RTC suspende debate entre concorrentes às legislativas. Democracia ferida de morte
Editorial

RTC suspende debate entre concorrentes às legislativas. Democracia ferida de morte

Hoje já ninguém duvida que a salvação deste país está no voto consciente, e para que isso aconteça, é necessário que os órgãos de comunicação social, sobretudo os públicos, sejam efetivamente espaços e oportunidades para se fazer uma avaliação abrangente e profunda das diferentes propostas dos partidos concorrentes nas eleições. Neste contexto, os cabo-verdianos devem, a partir de agora, passar a exigir que esses dois órgãos de comunicação social - RCV e TCV - respeitem o seu dinheiro, o seu trabalho e a sua dignidade.

Um comunicado da Rádio e Televisão públicas torna público a suspensão do debate entre os partidos concorrentes às eleições legislativas de 18 de abril. Com esta medida, os dois órgãos públicos de comunicação social estão a negar aos cabo-verdianos o acesso à informação no período mais importante da vida democrática do país – eleição dos deputados para a Assembleia Nacional, o centro do poder político cabo-verdiano.

O referido comunicado não é uma declaração de guerra aos partidos políticos.

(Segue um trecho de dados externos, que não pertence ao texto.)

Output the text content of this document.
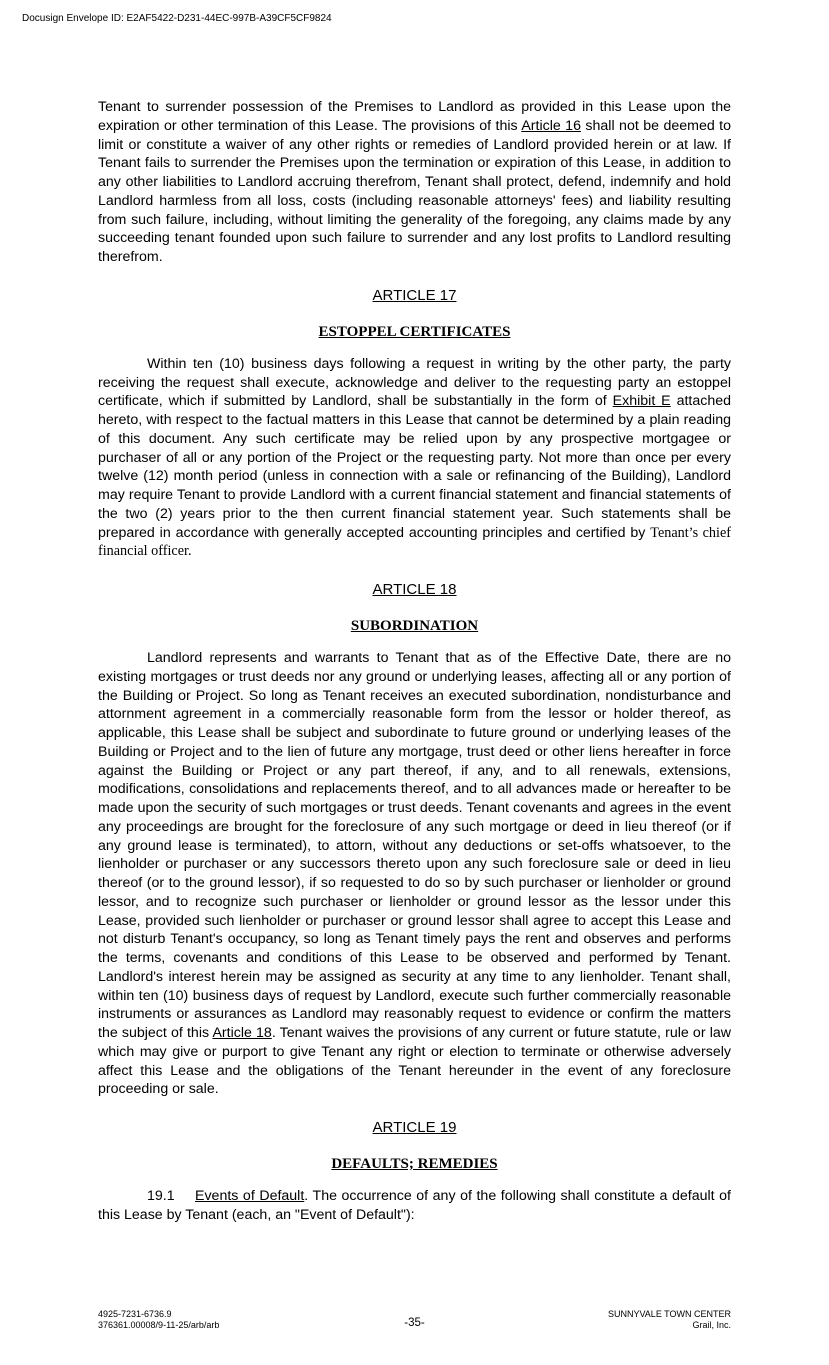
Docusign Envelope ID: E2AF5422-D231-44EC-997B-A39CF5CF9824

Tenant to surrender possession of the Premises to Landlord as provided in this Lease upon the expiration or other termination of this Lease. The provisions of this Article 16 shall not be deemed to limit or constitute a waiver of any other rights or remedies of Landlord provided herein or at law. If Tenant fails to surrender the Premises upon the termination or expiration of this Lease, in addition to any other liabilities to Landlord accruing therefrom, Tenant shall protect, defend, indemnify and hold Landlord harmless from all loss, costs (including reasonable attorneys' fees) and liability resulting from such failure, including, without limiting the generality of the foregoing, any claims made by any succeeding tenant founded upon such failure to surrender and any lost profits to Landlord resulting therefrom.

ARTICLE 17
ESTOPPEL CERTIFICATES

Within ten (10) business days following a request in writing by the other party, the party receiving the request shall execute, acknowledge and deliver to the requesting party an estoppel certificate, which if submitted by Landlord, shall be substantially in the form of Exhibit E attached hereto, with respect to the factual matters in this Lease that cannot be determined by a plain reading of this document. Any such certificate may be relied upon by any prospective mortgagee or purchaser of all or any portion of the Project or the requesting party. Not more than once per every twelve (12) month period (unless in connection with a sale or refinancing of the Building), Landlord may require Tenant to provide Landlord with a current financial statement and financial statements of the two (2) years prior to the then current financial statement year. Such statements shall be prepared in accordance with generally accepted accounting principles and certified by Tenant’s chief financial officer.

ARTICLE 18
SUBORDINATION

Landlord represents and warrants to Tenant that as of the Effective Date, there are no existing mortgages or trust deeds nor any ground or underlying leases, affecting all or any portion of the Building or Project. So long as Tenant receives an executed subordination, nondisturbance and attornment agreement in a commercially reasonable form from the lessor or holder thereof, as applicable, this Lease shall be subject and subordinate to future ground or underlying leases of the Building or Project and to the lien of future any mortgage, trust deed or other liens hereafter in force against the Building or Project or any part thereof, if any, and to all renewals, extensions, modifications, consolidations and replacements thereof, and to all advances made or hereafter to be made upon the security of such mortgages or trust deeds. Tenant covenants and agrees in the event any proceedings are brought for the foreclosure of any such mortgage or deed in lieu thereof (or if any ground lease is terminated), to attorn, without any deductions or set-offs whatsoever, to the lienholder or purchaser or any successors thereto upon any such foreclosure sale or deed in lieu thereof (or to the ground lessor), if so requested to do so by such purchaser or lienholder or ground lessor, and to recognize such purchaser or lienholder or ground lessor as the lessor under this Lease, provided such lienholder or purchaser or ground lessor shall agree to accept this Lease and not disturb Tenant's occupancy, so long as Tenant timely pays the rent and observes and performs the terms, covenants and conditions of this Lease to be observed and performed by Tenant. Landlord's interest herein may be assigned as security at any time to any lienholder. Tenant shall, within ten (10) business days of request by Landlord, execute such further commercially reasonable instruments or assurances as Landlord may reasonably request to evidence or confirm the matters the subject of this Article 18. Tenant waives the provisions of any current or future statute, rule or law which may give or purport to give Tenant any right or election to terminate or otherwise adversely affect this Lease and the obligations of the Tenant hereunder in the event of any foreclosure proceeding or sale.

ARTICLE 19
DEFAULTS; REMEDIES

19.1 Events of Default. The occurrence of any of the following shall constitute a default of this Lease by Tenant (each, an "Event of Default"):

4925-7231-6736.9
376361.00008/9-11-25/arb/arb	-35-
SUNNYVALE TOWN CENTER
Grail, Inc.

Não. É, antes, e sobretudo, uma declaração de guerra ao país, aos cabo-verdianos.

A empresa pública Rádio e Televisão Cabo-verdiana (RTC), tutela da Rádio e Televisão de Cabo Verde, custa anualmente aos cabo-verdianos mais de 600 mil contos. Este dinheiro, que é a soma dos impostos pagos pelas famílias deste país, deve servir para a produção de um serviço público de comunicação social com a qualidade mínima recomendável, capaz de promover a cidadania, arregimentar o escrutínio social sobre os poderes públicos, realizar o bem comum, e consequentemente, alavancar o desenvolvimento do país

É consensual que os órgãos de comunicação social devem ser os olhos e os ouvidos do povo. E, em muitas situações, a boca também.

Essa missão é tanto mais necessária e insubstituível, quando são os bolsos do cidadão a sustentarem o funcionamento dos órgãos de comunicação social, como é o caso da TCV e RCV. Aqui, resulta evidente que o povo é o legítimo dono da empresa, devendo nessa condição não só ser bem servido, como também ter uma voz no destino que é dado ao seu dinheiro.

O que é que isso quer dizer? A RTC alimenta-se com os fundos do Estado. Os fundos do Estado são do povo de Cabo Verde, porque resultam do trabalho e dos rendimentos dos cabo-verdianos. Logo, a RTC deve trabalhar para servir o povo. E se assim não acontecer, é porque ela não está a cumprir com os propósitos por que foi criada, devendo ser avaliada e responsabilizada em função dos resultados e da satisfação que o seu trabalho esteja a produzir na vida do seu proprietário e dos seus clientes – Cabo Verde e os cabo-verdianos.

Vem isto a propósito do cancelamento de um debate entre os partidos concorrentes às eleições legislativas de 18 de abril próximo.

A RCV e a TCV haviam decidido, por meio de um regulamento, um debate em que só participariam os partidos concorrentes em todos os círculos eleitorais. Com essa decisão, o último debate no âmbito das eleições de 18 de abril, seria entre PAICV, UCID e MpD, pois PTS, PP e PTS não concorreram em todos os círculos eleitorais.

Da legalidade ou não desse regulamento, o presente artigo não pretende debruçar, embora seja de todo avisado apontar que, se for legal, já no campo da ética e do interesse coletivo peca redondamente, na medida em que coarta uma parte expressiva da população cabo-verdiana o legitimo direito de conhecer mais a fundo os programas e as principais críticas de todas forças políticas que se encontram na arena pública a lutar para eleger deputados e contribuir para o melhor funcionamento dos órgãos do poder do Estado.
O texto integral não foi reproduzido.